States have increasingly passed legislation in recent years aimed at curbing the use of restrictive covenants by employers. Recently, Nevada, Oregon and Washington, D.C. each passed legislation restricting the use of post-employment non-competes.
D.C.’s new ban on non-compete agreements, once implemented, will be the most restrictive of the group, and possibly the most restrictive law in the country. The Ban on Non-Compete Agreements Amendment Act bans post-employment non-compete provisions in essentially all employment agreements in D.C., while also barring employers from prohibiting employees from simultaneously working for other employers. The Act further prohibits employers from retaliating against, or threatening to retaliate against, any employee who refuses to comply with a non-compete agreement or policy. Given the breadth, this law has faced significant pushback – particularly regarding the prohibition on simultaneous employment by multiple entities – and, as a result, a further bill, the Non-Compete Conflict of Interest Clarification Amendment Act of 2021, is pending which would loosen some of the restraints in the initial act.
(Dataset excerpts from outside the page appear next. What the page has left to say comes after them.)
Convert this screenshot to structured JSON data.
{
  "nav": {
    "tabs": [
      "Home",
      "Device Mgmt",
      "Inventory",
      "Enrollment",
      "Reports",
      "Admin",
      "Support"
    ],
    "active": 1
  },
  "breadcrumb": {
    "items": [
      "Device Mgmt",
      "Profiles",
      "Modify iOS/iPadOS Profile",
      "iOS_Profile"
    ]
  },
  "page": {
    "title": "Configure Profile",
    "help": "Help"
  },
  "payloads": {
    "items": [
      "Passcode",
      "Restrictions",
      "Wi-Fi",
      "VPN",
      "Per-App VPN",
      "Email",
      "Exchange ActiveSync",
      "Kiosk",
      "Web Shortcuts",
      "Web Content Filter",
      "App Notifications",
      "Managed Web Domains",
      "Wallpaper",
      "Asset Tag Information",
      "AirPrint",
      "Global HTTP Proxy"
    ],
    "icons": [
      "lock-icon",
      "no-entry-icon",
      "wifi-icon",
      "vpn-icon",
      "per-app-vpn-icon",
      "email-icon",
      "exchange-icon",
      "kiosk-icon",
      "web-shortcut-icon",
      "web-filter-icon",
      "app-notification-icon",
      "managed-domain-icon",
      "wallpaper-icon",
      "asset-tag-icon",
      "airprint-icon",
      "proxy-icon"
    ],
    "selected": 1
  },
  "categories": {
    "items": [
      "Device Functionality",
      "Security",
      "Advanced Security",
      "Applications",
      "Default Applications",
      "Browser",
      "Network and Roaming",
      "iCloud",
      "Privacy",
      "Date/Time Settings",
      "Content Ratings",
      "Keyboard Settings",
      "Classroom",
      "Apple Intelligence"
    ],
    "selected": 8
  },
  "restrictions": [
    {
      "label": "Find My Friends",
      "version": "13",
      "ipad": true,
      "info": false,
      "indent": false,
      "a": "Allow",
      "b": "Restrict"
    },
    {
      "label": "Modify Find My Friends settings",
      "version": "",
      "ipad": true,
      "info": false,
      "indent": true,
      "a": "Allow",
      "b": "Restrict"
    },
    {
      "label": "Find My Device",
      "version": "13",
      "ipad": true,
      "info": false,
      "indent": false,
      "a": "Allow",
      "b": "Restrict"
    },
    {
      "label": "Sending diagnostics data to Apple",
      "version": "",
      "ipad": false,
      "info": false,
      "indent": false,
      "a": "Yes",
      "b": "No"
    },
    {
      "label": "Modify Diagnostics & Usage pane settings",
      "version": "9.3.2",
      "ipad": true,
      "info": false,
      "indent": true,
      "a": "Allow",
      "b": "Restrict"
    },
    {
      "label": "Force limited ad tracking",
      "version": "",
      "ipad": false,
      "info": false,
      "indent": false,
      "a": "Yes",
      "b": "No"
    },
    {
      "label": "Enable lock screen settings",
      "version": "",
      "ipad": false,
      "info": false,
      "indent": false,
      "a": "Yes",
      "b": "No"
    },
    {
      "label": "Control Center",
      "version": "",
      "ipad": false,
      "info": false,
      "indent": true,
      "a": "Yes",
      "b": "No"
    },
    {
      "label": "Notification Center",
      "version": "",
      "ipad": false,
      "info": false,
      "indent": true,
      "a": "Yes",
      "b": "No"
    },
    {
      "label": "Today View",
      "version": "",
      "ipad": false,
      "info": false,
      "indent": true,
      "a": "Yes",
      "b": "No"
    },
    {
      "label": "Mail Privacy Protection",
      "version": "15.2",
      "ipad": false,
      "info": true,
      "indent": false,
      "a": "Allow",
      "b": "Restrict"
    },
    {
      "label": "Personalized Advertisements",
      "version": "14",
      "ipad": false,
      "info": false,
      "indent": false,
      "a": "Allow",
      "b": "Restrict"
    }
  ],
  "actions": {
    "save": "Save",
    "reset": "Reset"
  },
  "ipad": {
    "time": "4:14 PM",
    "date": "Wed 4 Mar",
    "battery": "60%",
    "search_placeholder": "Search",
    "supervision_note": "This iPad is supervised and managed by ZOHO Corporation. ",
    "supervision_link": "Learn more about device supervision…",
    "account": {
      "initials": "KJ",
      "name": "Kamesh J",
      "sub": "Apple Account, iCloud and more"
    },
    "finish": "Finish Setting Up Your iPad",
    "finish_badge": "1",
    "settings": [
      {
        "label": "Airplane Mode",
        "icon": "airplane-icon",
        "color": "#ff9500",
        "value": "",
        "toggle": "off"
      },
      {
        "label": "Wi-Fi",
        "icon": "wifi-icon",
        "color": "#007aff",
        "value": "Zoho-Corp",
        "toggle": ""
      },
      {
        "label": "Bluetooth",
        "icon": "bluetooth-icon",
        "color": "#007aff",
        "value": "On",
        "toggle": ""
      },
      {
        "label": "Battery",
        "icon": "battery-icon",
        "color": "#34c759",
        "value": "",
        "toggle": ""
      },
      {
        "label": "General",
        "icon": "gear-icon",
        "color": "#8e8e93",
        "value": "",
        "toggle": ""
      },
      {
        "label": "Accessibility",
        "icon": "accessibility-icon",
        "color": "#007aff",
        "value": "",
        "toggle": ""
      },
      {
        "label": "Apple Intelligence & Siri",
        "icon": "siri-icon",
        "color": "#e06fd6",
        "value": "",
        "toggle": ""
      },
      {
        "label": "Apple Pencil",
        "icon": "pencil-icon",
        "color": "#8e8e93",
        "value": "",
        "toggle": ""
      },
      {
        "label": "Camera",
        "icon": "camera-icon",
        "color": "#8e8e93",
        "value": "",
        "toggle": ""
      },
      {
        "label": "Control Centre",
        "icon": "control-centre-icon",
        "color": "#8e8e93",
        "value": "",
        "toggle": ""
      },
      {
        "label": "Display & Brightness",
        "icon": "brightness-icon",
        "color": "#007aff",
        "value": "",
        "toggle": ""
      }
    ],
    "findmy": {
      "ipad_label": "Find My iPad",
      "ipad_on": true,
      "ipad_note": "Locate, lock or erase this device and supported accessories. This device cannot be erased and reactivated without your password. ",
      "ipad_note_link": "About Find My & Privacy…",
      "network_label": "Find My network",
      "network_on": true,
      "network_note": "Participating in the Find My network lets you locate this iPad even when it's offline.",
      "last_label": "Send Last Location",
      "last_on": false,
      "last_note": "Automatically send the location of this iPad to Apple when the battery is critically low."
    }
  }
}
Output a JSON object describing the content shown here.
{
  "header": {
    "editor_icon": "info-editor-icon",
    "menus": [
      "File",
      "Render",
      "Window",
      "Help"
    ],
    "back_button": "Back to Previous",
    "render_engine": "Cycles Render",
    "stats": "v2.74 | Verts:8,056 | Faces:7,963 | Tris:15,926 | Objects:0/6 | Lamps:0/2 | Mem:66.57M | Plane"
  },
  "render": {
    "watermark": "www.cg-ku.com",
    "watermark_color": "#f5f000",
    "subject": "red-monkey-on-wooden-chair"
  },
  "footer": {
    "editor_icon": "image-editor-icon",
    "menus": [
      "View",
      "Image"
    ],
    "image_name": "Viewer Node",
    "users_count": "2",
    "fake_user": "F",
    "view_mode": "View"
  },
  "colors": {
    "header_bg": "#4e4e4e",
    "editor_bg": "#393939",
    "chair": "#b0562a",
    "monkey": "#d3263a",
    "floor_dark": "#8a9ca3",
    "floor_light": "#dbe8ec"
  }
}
Given the issues facing this legislation, the effective date has been pushed back from January 2022 until 1 April 2022, and it remains unclear what the final enacted legislation will look like.
On 25 May 2021, Nevada Governor Steve Sisolak signed into law Assembly Bill (AB) 47, which amends Nevada’s noncompetition statute. Effective 1 October 2021, the law bans non-compete agreements between an employer and an employee who is paid solely on an hourly wage basis, exclusive of any tips or gratuities. This builds on a prior prohibition on restricting former employees from working for prior customer or client if the employee did not solicit the former customer or client, the customer or client voluntarily chose to leave, and the former employee generally complies with the non-competition covenant.
AB 47 further prohibits employers from bringing an enforcement action to restrict any of these activities. If the employer or employee file a lawsuit seeking enforcement or challenging a noncompetition covenant, and the court finds that (1) the covenant applies to an employee paid on an hourly basis or (2) the employer has wrongfully restricted the former employee from providing services to a former client or customer, the court is required to award the employee their reasonable attorneys’ fees and costs.
Similarly, in Oregon, Governor Kate Brown signed Senate Bill 169, which will further restrict non-competition agreements entered into on or after 1 January 2022. SB 169 significantly modifies Oregon’s noncompete statute by (1) reducing the maximum length of an enforceable non-compete agreement from eighteen to twelve months and (2) setting a minimum salary threshold necessary for an enforceable non-compete agreement. With limited exceptions, a non-compete will be void unless the employee’s salary and commissions at the time of termination exceed USD100,533 (adjusted yearly for inflation).
Importantly, however, these requirements do not apply to other restrictive covenants like non-solicitation agreements, agreements not to transact business with customers, or confidentiality agreements.